By the time kids are 3 or 4, adults can probably start getting them to
follow some rules, perhaps through regular practice or play, even if
they can’t grasp the underlying need for them. Also, O’Connor said,
“They’re so inquisitive at that stage, and they’re so interested in
what the adults in their life are doing.” As a result, they might be
inspired to do as the adults do, and wear a mask.
Kindergartners and first graders generally won’t understand the
rationale behind various precautions either, but the messaging could
start to stick better. “Even younger school-age kids, when we talk to
them about trying to sneeze into their elbows, [they] get it,” Jhaveri
told me. “I’ve had my kids, when they were younger, chastise [me] for
not doing some of those things.”
Second grade roughly marks the beginning of the phase that O’Connor
considers to be a sweet spot for compliance: Kids tend to have the
mental capacity to understand some of the medical reasons for pandemic
safety measures, and often want to emulate the behavior of family
members and teachers. Around age 7, they also become a little more
altruistic. “You can talk to them about how it’s not only important for
them to wear a mask for their own good, but also for their friends’
good, their teachers’, their parents’, their grandparents’,” O’Connor
said.
They still won’t be perfect guardians of public health, though. Jhaveri
told me about the child of a colleague who “went to school with a Star
Wars mask and came home with a Batman mask,” having traded protective
gear with a classmate as he might have traded action figures.
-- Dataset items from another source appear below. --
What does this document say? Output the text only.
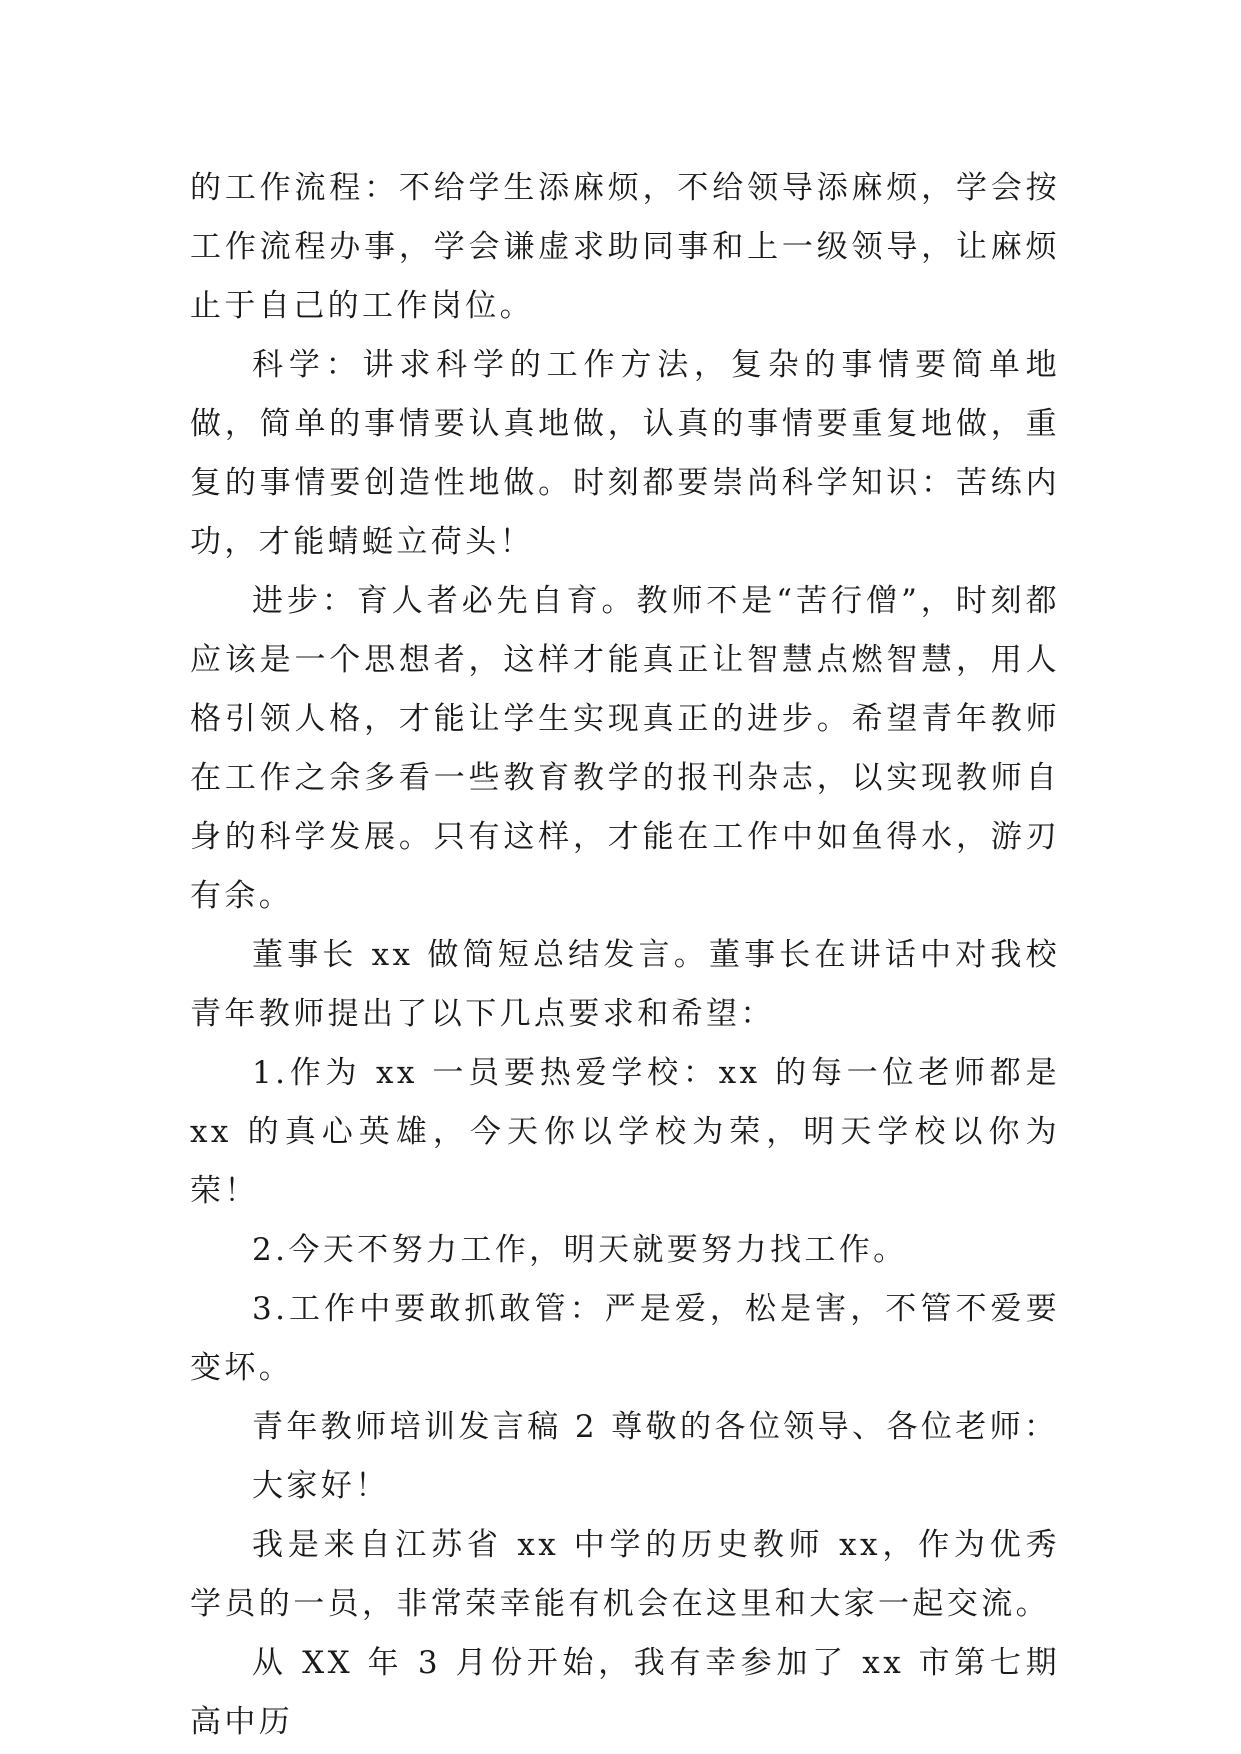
的工作流程：不给学生添麻烦，不给领导添麻烦，学会按工作流程办事，学会谦虚求助同事和上一级领导，让麻烦止于自己的工作岗位。

科学：讲求科学的工作方法，复杂的事情要简单地做，简单的事情要认真地做，认真的事情要重复地做，重复的事情要创造性地做。时刻都要崇尚科学知识：苦练内功，才能蜻蜓立荷头！

进步：育人者必先自育。教师不是“苦行僧”，时刻都应该是一个思想者，这样才能真正让智慧点燃智慧，用人格引领人格，才能让学生实现真正的进步。希望青年教师在工作之余多看一些教育教学的报刊杂志，以实现教师自身的科学发展。只有这样，才能在工作中如鱼得水，游刃有余。

董事长 xx 做简短总结发言。董事长在讲话中对我校青年教师提出了以下几点要求和希望：

1.作为 xx 一员要热爱学校：xx 的每一位老师都是 xx 的真心英雄，今天你以学校为荣，明天学校以你为荣！

2.今天不努力工作，明天就要努力找工作。

3.工作中要敢抓敢管：严是爱，松是害，不管不爱要变坏。

青年教师培训发言稿 2 尊敬的各位领导、各位老师：

大家好！

我是来自江苏省 xx 中学的历史教师 xx，作为优秀学员的一员，非常荣幸能有机会在这里和大家一起交流。

从 XX 年 3 月份开始，我有幸参加了 xx 市第七期高中历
Late middle school is when that sweet-spot period comes to an end.
While teens will likely have a better understanding of the pandemic’s
dangers than younger kids, they might also be more likely to disregard
them.
That’s in part because many kids in this age group calibrate their
behavior based on what their peers are doing. “So much is about the
social scene at that point,” O’Connor noted. They may also be more lax
because of how their brains are developing; during adolescence, kids’
mental processing tends to play up the benefits of risky decisions.
Thus, a high-school junior might be less likely to practice social
distancing than a fifth grader.
Some challenges of getting kids to follow school rules apply at any
age. For one thing, kids will break all sorts of rules when they aren’t
being watched by an adult. “That’s kind of the nature of kids,”
O’Connor said. “But I think a lot of schools have plans in place where
they’re going to be monitored really closely.” (Which introduces a
separate issue: Teachers will have to play the role of public-health
enforcer, which could distract from their teaching responsibilities.)
Kids will also come back to campuses having had very different pandemic
habits modeled for them at home—the children of people who don’t take
pandemic protocols seriously probably won’t take them seriously either.
In particular, O’Connor is concerned that children who don’t abide by
those protocols will make fun of those who do. In addition to hurting
feelings, that could possibly create pressure for kids to be less
cautious.
Many of the country’s students will diligently adhere to schools’ new
requirements, while many won’t. But before people blame any students or
schools, consider that America’s adults, despite being able to
understand the pandemic better than children, haven’t been great at
following public-health guidance either.